Newly divided cells of the human body have an ability of replenishing certain organs including lungs, skin and liver consistently. However, majority of these cells have an expiry date, which means, they cannot perform the function throughout, since each division also corresponds to shortening of chromosomes. Upon reaching a certain stage telomere, the area of repetitive nucleotide sequences situated at the peripheral of each chromatid, stops the dividing process. This leads to degeneration of organs and tissues and eventually aging.
However, in the presence of telomerase, an enzyme that rebuilds telomeres, the addition of DNA sequence gets repeated.
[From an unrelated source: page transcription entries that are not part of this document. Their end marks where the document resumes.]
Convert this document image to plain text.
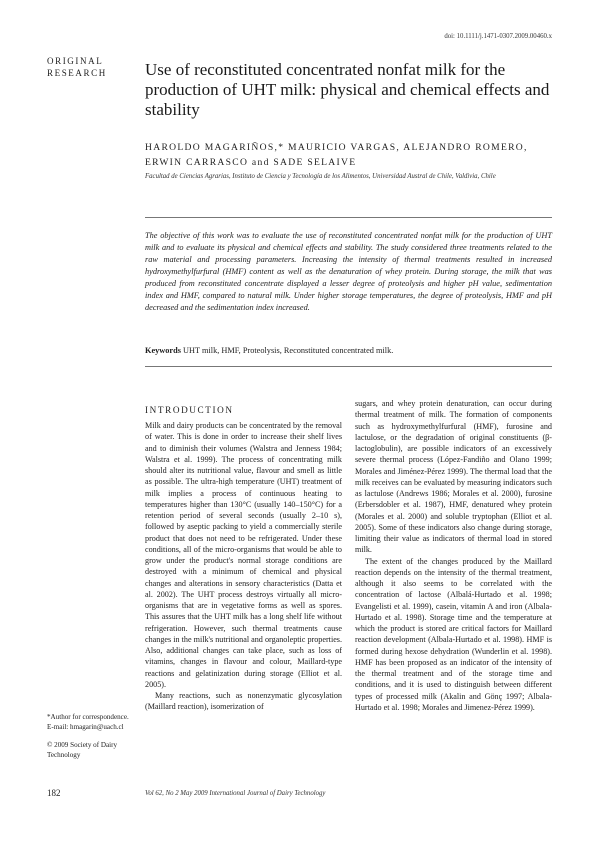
doi: 10.1111/j.1471-0307.2009.00460.x
ORIGINAL
RESEARCH Use of reconstituted concentrated nonfat milk for the production of UHT milk: physical and chemical effects and stability
HAROLDO MAGARIÑOS,* MAURICIO VARGAS, ALEJANDRO ROMERO,
ERWIN CARRASCO and SADE SELAIVE
Facultad de Ciencias Agrarias, Instituto de Ciencia y Tecnología de los Alimentos, Universidad Austral de Chile, Valdivia, Chile

The objective of this work was to evaluate the use of reconstituted concentrated nonfat milk for the production of UHT milk and to evaluate its physical and chemical effects and stability. The study considered three treatments related to the raw material and processing parameters. Increasing the intensity of thermal treatments resulted in increased hydroxymethylfurfural (HMF) content as well as the denaturation of whey protein. During storage, the milk that was produced from reconstituted concentrate displayed a lesser degree of proteolysis and higher pH value, sedimentation index and HMF, compared to natural milk. Under higher storage temperatures, the degree of proteolysis, HMF and pH decreased and the sedimentation index increased.

Keywords UHT milk, HMF, Proteolysis, Reconstituted concentrated milk.
INTRODUCTION

Milk and dairy products can be concentrated by the removal of water. This is done in order to increase their shelf lives and to diminish their volumes (Walstra and Jenness 1984; Walstra et al. 1999). The process of concentrating milk should alter its nutritional value, flavour and smell as little as possible. The ultra-high temperature (UHT) treatment of milk implies a process of continuous heating to temperatures higher than 130°C (usually 140–150°C) for a retention period of several seconds (usually 2–10 s), followed by aseptic packing to yield a commercially sterile product that does not need to be refrigerated. Under these conditions, all of the micro-organisms that would be able to grow under the product's normal storage conditions are destroyed with a minimum of chemical and physical changes and alterations in sensory characteristics (Datta et al. 2002). The UHT process destroys virtually all micro-organisms that are in vegetative forms as well as spores. This assures that the UHT milk has a long shelf life without refrigeration. However, such thermal treatments cause changes in the milk's nutritional and organoleptic properties. Also, additional changes can take place, such as loss of vitamins, changes in flavour and colour, Maillard-type reactions and gelatinization during storage (Elliot et al. 2005).

Many reactions, such as nonenzymatic glycosylation (Maillard reaction), isomerization of

sugars, and whey protein denaturation, can occur during thermal treatment of milk. The formation of components such as hydroxymethylfurfural (HMF), furosine and lactulose, or the degradation of original constituents (β-lactoglobulin), are possible indicators of an excessively severe thermal process (López-Fandiño and Olano 1999; Morales and Jiménez-Pérez 1999). The thermal load that the milk receives can be evaluated by measuring indicators such as lactulose (Andrews 1986; Morales et al. 2000), furosine (Erbersdobler et al. 1987), HMF, denatured whey protein (Morales et al. 2000) and soluble tryptophan (Elliot et al. 2005). Some of these indicators also change during storage, limiting their value as indicators of thermal load in stored milk.

The extent of the changes produced by the Maillard reaction depends on the intensity of the thermal treatment, although it also seems to be correlated with the concentration of lactose (Albalá-Hurtado et al. 1998; Evangelisti et al. 1999), casein, vitamin A and iron (Albala-Hurtado et al. 1998). Storage time and the temperature at which the product is stored are critical factors for Maillard reaction development (Albala-Hurtado et al. 1998). HMF is formed during hexose dehydration (Wunderlin et al. 1998). HMF has been proposed as an indicator of the intensity of the thermal treatment and of the storage time and conditions, and it is used to distinguish between different types of processed milk (Akalin and Gönç 1997; Albala-Hurtado et al. 1998; Morales and Jimenez-Pérez 1999).

*Author for correspondence. E-mail: hmagarin@uach.cl

© 2009 Society of Dairy Technology

182	Vol 62, No 2 May 2009 International Journal of Dairy Technology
Considering this, researchers at the Salk Institute have figured out that telomerase has an ability to switch off, literally. Once they get its functional insights, they would be in a better position to treat aging diseases especially the regeneration of vital organs during the advanced age.
In order to understand the process, researchers led their study step-by-step. Timothy Tucey one of the researchers observed every module during growth and division of cell at an extremely high resolution. He studied the situations, which led to the know-how of telomerase and the reasons that keep it disassemble.
During the division of the cell, telomerase sits still while the rest of the genome works on its duplication. Once the duplication process finishes, the telomerase joins the conglomerate of the new genome from the either side thus ensuring robust cellular division.
Sitting position of telomerase can be the representation of the ‘off’ position, claimed the researchers. This discovery is nothing more than the holy grail for researchers, who have spent their years in gaining insights that might control the aging process. Now we just have to wait and watch when the research comes out of the lab into the open arena.